"Sen ölümden değil kendinden kork!.."
03/06/2023 Cumartesi Köşe yazarı V.T
Seyyid Mehmed Esrar Dede, Mevlevî şeyhlerindendir. 1748
(H.1162)'de İstanbul Sütlüce'de doğdu. 1796 (H.1211)'de Galata
Mevlevîhânesinde vefât etti...
Şeyh Gâlib Dede’ye intisab ederek Mevlevi tarikatine girdi. Esrâr
Dede ve hocası Şeyh Gâlib'in Osmanlı Sultanı Üçüncü Selîm Hana tam bir muhabbet
ve bağlılıkları vardı. Sohbetlerinde Mesnevî’den anlatırdı. Buyurdu ki:
Körlük de türlü türlüdür. İç körlüğü dış körlükten fenadır. Gözü
kör olan kendisini dışarıdaki pisliklerden koruyamaz. Lakin bu pislik yıkamayla
geçer. İç gözü kör olan ise manevi pisliklere bulaşır. Bu tür pislik diğeri
gibi suyla kolayca geçmez. O demirdeki pas gibi kalıcıdır. Nasıl zahir gözünü
çöpten sakınıyorsan iç gözünü de öylece sakın. Ta ki manevi kirlere
bulanmayasın. Bir kere bulanmışsan da tevbe et. Zira tövbe suyundan başkası o
kire çare olmaz.
Ey dokunulmaması gereken ilahi sözleri keyfine göre tevile kalkan laubali!
Kur'ânı değil kendini tevil et. Onu kendine uydurma, sen ona uy! O seni düzeltmeye
gelmişken senin onu düzeltmeye kalkman ne edepsizlik! Kendin hastayken
doktorunu tedaviye kalkman ne abes!
Ey hırsının zebunu olan kişi! O kara kömürü parlak bir ateş gibi
gösteren şey senin hırsından başkası değil. Zira hırs taşı elmas gösterir. Yanan
ateş güzelliğiyle gözünü alır ama sen o renge değil yaptığı işe bak. Ateşe
yaklaşırsan yüzünü toza bulamış olursun. Ne sönmeyen ateş var ne geçmeyen
heves. Ama ateşten geriye kömür, hevesten geriye de utanç ve yüz karalığı
kalır. O hâlde dikkat!
Ey ölüm aynası! Sen ne tuhaf bukalemunsun! Kimin yüzüne
baksan onun rengini alırsın. İyiye iyi, çirkine çirkin görünürsün. Dostuna
dostsun, düşmanına düşman. Bunun sebebi nedir? diye sordum da Hazreti
Mevlâna'dan şu cevabı aldım:
Ey ölümden korkan! Aslında ölümün rengi yoktur, onda gördüğün çirkinlik kendi çirkinliğin. Lakin bu çirkinlik de kendi eserin.
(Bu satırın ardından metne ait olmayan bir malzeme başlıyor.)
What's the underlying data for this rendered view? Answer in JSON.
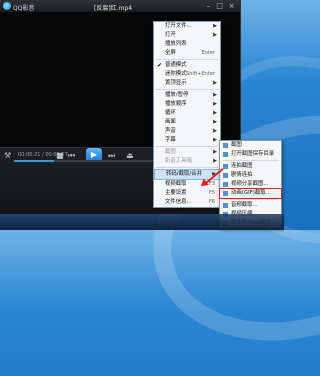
{
  "window": {
    "app_name": "QQ影音",
    "file_name": "[反腐]红.mp4"
  },
  "controls": {
    "time_display": "00:00:21 / 00:01:57",
    "progress_fraction": 0.18,
    "volume_fraction": 0.45
  },
  "context_menu": {
    "items": [
      {
        "label": "打开文件...",
        "shortcut": "",
        "submenu": true,
        "type": "item"
      },
      {
        "label": "打开",
        "shortcut": "",
        "submenu": true,
        "type": "item"
      },
      {
        "label": "播放列表",
        "shortcut": "",
        "submenu": false,
        "type": "item"
      },
      {
        "label": "全屏",
        "shortcut": "Enter",
        "submenu": false,
        "type": "item"
      },
      {
        "label": "普通模式",
        "shortcut": "",
        "submenu": false,
        "type": "check"
      },
      {
        "label": "迷你模式",
        "shortcut": "Shift+Enter",
        "submenu": false,
        "type": "item"
      },
      {
        "label": "置顶显示",
        "shortcut": "",
        "submenu": true,
        "type": "item"
      },
      {
        "label": "播放/暂停",
        "shortcut": "",
        "submenu": true,
        "type": "item"
      },
      {
        "label": "播放顺序",
        "shortcut": "",
        "submenu": true,
        "type": "item"
      },
      {
        "label": "循环",
        "shortcut": "",
        "submenu": true,
        "type": "item"
      },
      {
        "label": "画面",
        "shortcut": "",
        "submenu": true,
        "type": "item"
      },
      {
        "label": "声音",
        "shortcut": "",
        "submenu": true,
        "type": "item"
      },
      {
        "label": "字幕",
        "shortcut": "",
        "submenu": true,
        "type": "item"
      },
      {
        "label": "截图",
        "shortcut": "",
        "submenu": true,
        "type": "disabled"
      },
      {
        "label": "影音工具箱",
        "shortcut": "",
        "submenu": true,
        "type": "disabled"
      },
      {
        "label": "转码/截取/合并",
        "shortcut": "",
        "submenu": true,
        "type": "highlight"
      },
      {
        "label": "视频截取",
        "shortcut": "F3",
        "submenu": false,
        "type": "item"
      },
      {
        "label": "主要设置",
        "shortcut": "F5",
        "submenu": false,
        "type": "item"
      },
      {
        "label": "文件信息...",
        "shortcut": "F6",
        "submenu": false,
        "type": "item"
      }
    ]
  },
  "submenu": {
    "items": [
      {
        "label": "截图"
      },
      {
        "label": "打开截图保存目录"
      },
      {
        "label": "连拍截图"
      },
      {
        "label": "剧情连拍"
      },
      {
        "label": "视频分享截图..."
      },
      {
        "label": "动画(GIF)截取..."
      },
      {
        "label": "音频截取..."
      },
      {
        "label": "视频压缩..."
      },
      {
        "label": "转手机/iPad格式..."
      }
    ],
    "selected_index": 5
  },
  "colors": {
    "annotation": "#e02020",
    "menu_highlight": "#cfe3f7",
    "accent": "#3d96e0"
  }
}
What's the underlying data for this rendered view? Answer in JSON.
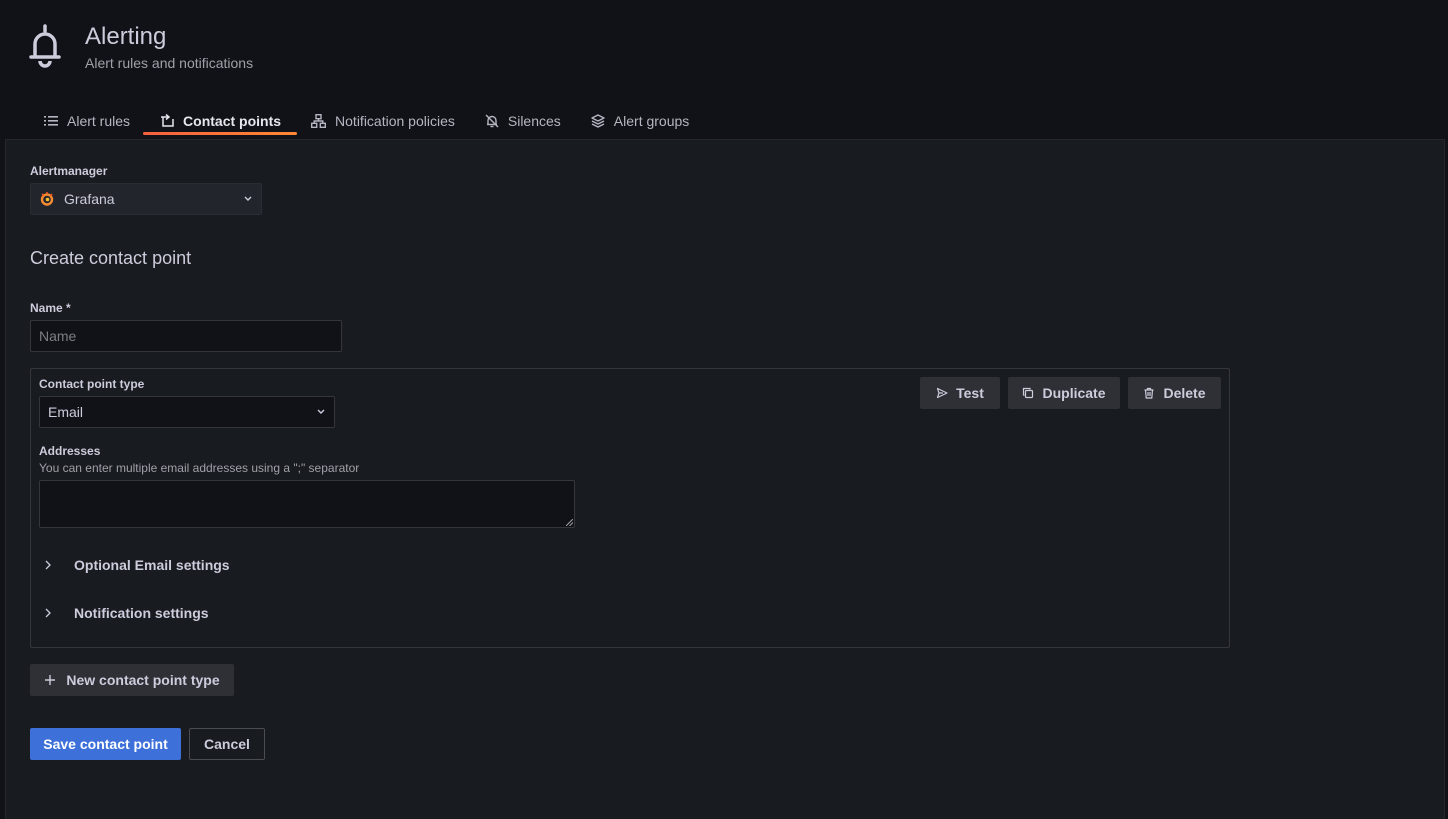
{
  "header": {
    "title": "Alerting",
    "subtitle": "Alert rules and notifications",
    "icon": "bell-icon"
  },
  "tabs": [
    {
      "label": "Alert rules",
      "icon": "list-icon",
      "active": false
    },
    {
      "label": "Contact points",
      "icon": "comment-alt-share-icon",
      "active": true
    },
    {
      "label": "Notification policies",
      "icon": "sitemap-icon",
      "active": false
    },
    {
      "label": "Silences",
      "icon": "bell-slash-icon",
      "active": false
    },
    {
      "label": "Alert groups",
      "icon": "layer-group-icon",
      "active": false
    }
  ],
  "alertmanager": {
    "label": "Alertmanager",
    "value": "Grafana",
    "icon": "grafana-logo"
  },
  "form": {
    "title": "Create contact point",
    "name_label": "Name *",
    "name_placeholder": "Name",
    "name_value": "",
    "contact_point_type_label": "Contact point type",
    "contact_point_type_value": "Email",
    "addresses_label": "Addresses",
    "addresses_help": "You can enter multiple email addresses using a \";\" separator",
    "addresses_value": "",
    "optional_settings": "Optional Email settings",
    "notification_settings": "Notification settings"
  },
  "actions": {
    "test": "Test",
    "duplicate": "Duplicate",
    "delete": "Delete",
    "new_type": "New contact point type",
    "save": "Save contact point",
    "cancel": "Cancel"
  },
  "colors": {
    "background": "#111217",
    "panel": "#181b1f",
    "primary": "#3d71d9",
    "tab_accent": "#f55f3e"
  }
}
Üstündeki kirli paçavrayı kendin eğirip kendin diktin, yüzündeki gözündeki karaları yine kendin çaldın. Şimdi hayat perdesi aradan kalktı ve ölüm aynasında kendi gerçek kimliğinle yüz yüze geldin. Seni bu kara yüzünle, bu düşkün hâlinle cennete kabul etmezler. İşte seni korkutan ölümün bu gerçekleri haykıran dili. O hâlde layıkı o ki sen ölümden değil kendinden kork!